You can find the complete Android project here. To start chatting with Gemini, obtain your API key and insert it into the ViewModel variable. Warning: Do not share your API key by uploading it on Github or anywhere else.
Enjoy the enhanced conversational experience!
This project is the result of collaboration among three dedicated individuals.
Their combined efforts have culminated in a sophisticated Android application that integrates storage, UI development, and usage of the Gemini API for advanced conversational features.
Conclusion
In this blog post we have showcased how to implement conversation caching in an Android application.
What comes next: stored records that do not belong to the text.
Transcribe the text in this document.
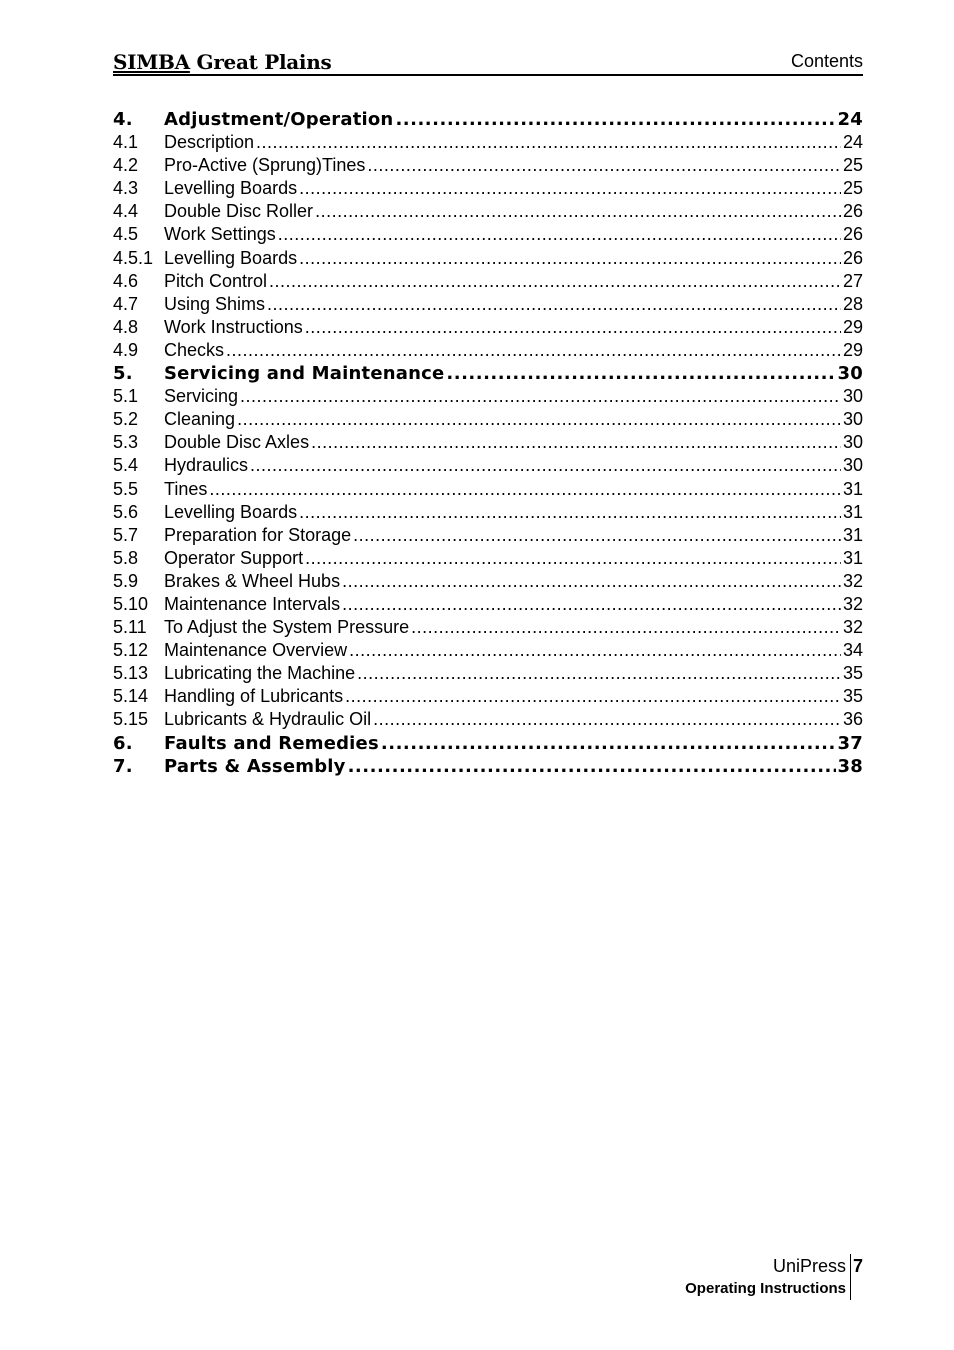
SIMBA Great Plains	Contents
4.	Adjustment/Operation .....	24
4.1	Description .....	24
4.2	Pro-Active (Sprung)Tines .....	25
4.3	Levelling Boards .....	25
4.4	Double Disc Roller .....	26
4.5	Work Settings .....	26
4.5.1 Levelling Boards .....	26
4.6	Pitch Control .....	27
4.7	Using Shims .....	28
4.8	Work Instructions .....	29
4.9	Checks .....	29
5.	Servicing and Maintenance .....	30
5.1	Servicing .....	30
5.2	Cleaning .....	30
5.3	Double Disc Axles .....	30
5.4	Hydraulics .....	30
5.5	Tines .....	31
5.6	Levelling Boards .....	31
5.7	Preparation for Storage .....	31
5.8	Operator Support .....	31
5.9	Brakes & Wheel Hubs .....	32
5.10 Maintenance Intervals .....	32
5.11 To Adjust the System Pressure .....	32
5.12 Maintenance Overview .....	34
5.13 Lubricating the Machine .....	35
5.14 Handling of Lubricants .....	35
5.15 Lubricants & Hydraulic Oil .....	36
6.	Faults and Remedies .....	37
7.	Parts & Assembly .....	38
UniPress
Operating Instructions
7
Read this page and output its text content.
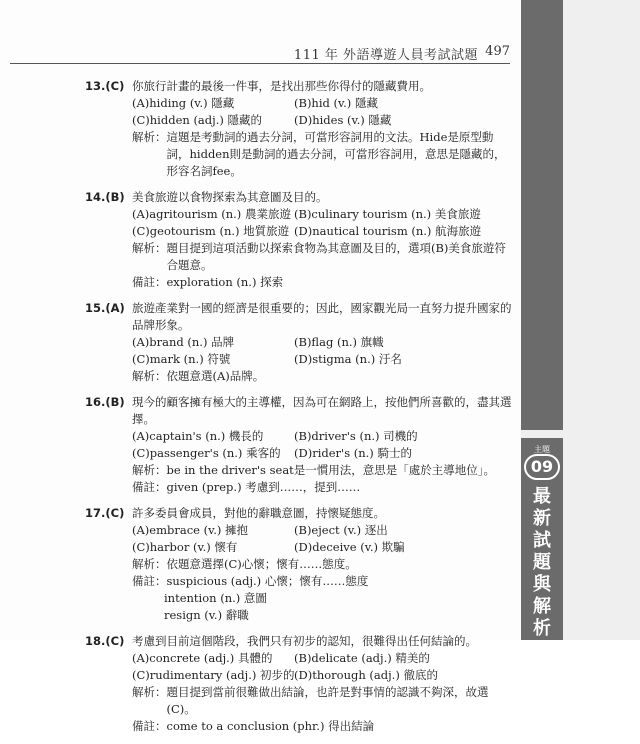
111 年 外語導遊人員考試試題 497
主題
09
最
新
試
題
與
解
析
13.(C) 你旅行計畫的最後一件事，是找出那些你得付的隱藏費用。

(A)hiding (v.) 隱藏	(B)hid (v.) 隱藏
(C)hidden (adj.) 隱藏的	(D)hides (v.) 隱藏
解析： 這題是考動詞的過去分詞，可當形容詞用的文法。Hide是原型動詞，hidden則是動詞的過去分詞，可當形容詞用，意思是隱藏的，形容名詞fee。
14.(B) 美食旅遊以食物探索為其意圖及目的。

(A)agritourism (n.) 農業旅遊 (B)culinary tourism (n.) 美食旅遊
(C)geotourism (n.) 地質旅遊 (D)nautical tourism (n.) 航海旅遊
解析： 題目提到這項活動以探索食物為其意圖及目的，選項(B)美食旅遊符合題意。
備註： exploration (n.) 探索
15.(A) 旅遊產業對一國的經濟是很重要的；因此，國家觀光局一直努力提升國家的品牌形象。

(A)brand (n.) 品牌	(B)flag (n.) 旗幟
(C)mark (n.) 符號	(D)stigma (n.) 汙名
解析： 依題意選(A)品牌。
16.(B) 現今的顧客擁有極大的主導權，因為可在網路上，按他們所喜歡的，盡其選擇。

(A)captain's (n.) 機長的	(B)driver's (n.) 司機的
(C)passenger's (n.) 乘客的	(D)rider's (n.) 騎士的
解析： be in the driver's seat是一慣用法，意思是「處於主導地位」。
備註： given (prep.) 考慮到……，提到……
17.(C) 許多委員會成員，對他的辭職意圖，持懷疑態度。

(A)embrace (v.) 擁抱	(B)eject (v.) 逐出
(C)harbor (v.) 懷有	(D)deceive (v.) 欺騙
解析： 依題意選擇(C)心懷；懷有……態度。
備註： suspicious (adj.) 心懷；懷有……態度
intention (n.) 意圖
resign (v.) 辭職
18.(C) 考慮到目前這個階段，我們只有初步的認知，很難得出任何結論的。

(A)concrete (adj.) 具體的	(B)delicate (adj.) 精美的
(C)rudimentary (adj.) 初步的 (D)thorough (adj.) 徹底的
解析： 題目提到當前很難做出結論，也許是對事情的認識不夠深，故選(C)。
備註： come to a conclusion (phr.) 得出結論
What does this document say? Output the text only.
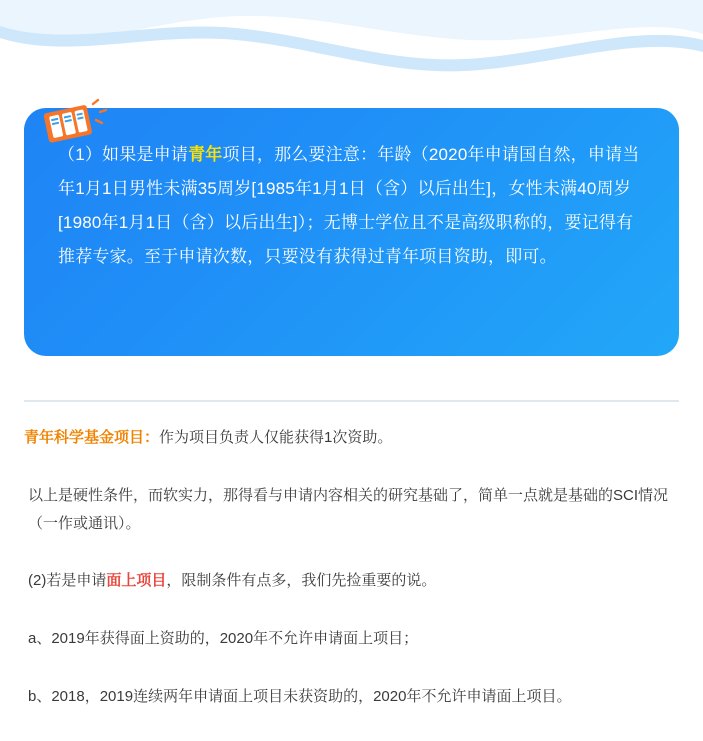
（1）如果是申请青年项目，那么要注意：年龄（2020年申请国自然，申请当年1月1日男性未满35周岁[1985年1月1日（含）以后出生]，女性未满40周岁[1980年1月1日（含）以后出生]）；无博士学位且不是高级职称的，要记得有推荐专家。至于申请次数，只要没有获得过青年项目资助，即可。

青年科学基金项目：作为项目负责人仅能获得1次资助。

以上是硬性条件，而软实力，那得看与申请内容相关的研究基础了，简单一点就是基础的SCI情况（一作或通讯）。

(2)若是申请面上项目，限制条件有点多，我们先捡重要的说。

a、2019年获得面上资助的，2020年不允许申请面上项目；

b、2018，2019连续两年申请面上项目未获资助的，2020年不允许申请面上项目。
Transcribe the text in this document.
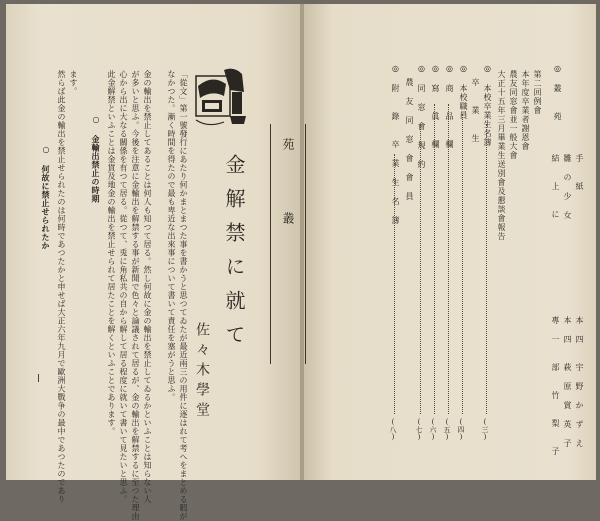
「從文」第一號發行にあたり何かまとまつた事を書かうと思つてゐたが最近兩三の用件に逐はれて考へをまとめる暇が
なかつた。漸く時間を得たので最も卑近な出來事について書いて責任を塞がうと思ふ。
金の輸出を禁止してあることは何人も知つて居る。然し何故に金の輸出を禁止してゐるかといふことは知らない人
が多いと思ふ。今後を注意に金輸出を解禁する事が新聞で色々と論議されて居るが、金の輸出を解禁するに至つた理由
心から出に大なる關係を有つて居る。從つて、兎に角私共の自から解して居る程度に就いて書いて見たいと思ふ。
此金解禁といふことは金貨及地金の輸出を禁止せられて居たことを解くといふことであります。
○ 金輸出禁止の時期
ます。
然らば此金の輸出を禁止せられたのは何時であつたかと申せば大正六年九月で歐洲大戰争の最中であつたのであり
○ 何故に禁止せられたか	苑 叢
金解禁に就て
佐々木學堂
◎ 叢 　苑
第二回例會
本年度卒業者謝恩會
農友同窓會並一般大會
大正十五年三月畢業生送別會及懇談會報告
◎ 本校卒業生名簿
卒 　業 　生
◎ 本校職員
◎ 商 　品 　欄
◎ 寫 　眞 　欄
◎ 同 窓 會 規 約
農 友 同 窓 會 會 員
◎ 附 　錄 　卒 業 生 名 簿
(三)
(四)
(五)
(六)
(七)
(八)
手 　紙
雛 の 少 女
結 　上 　に
本 四 　宇 野 か ず え
本 四 　萩 原 賞 英 子
專 一 　部 　竹 　梨 　子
Using the Room library for local message storage, Jetpack Compose for UI development, and the Gemini API as the language model, the tutorial guided you through creating an app that allows users to resume their conversations from where they left off. The app checks for saved conversations at the start and presents options to either continue an existing conversation or start a new one. The post covered the setup and integration of these components, providing code examples and tips for enhancing user interactions.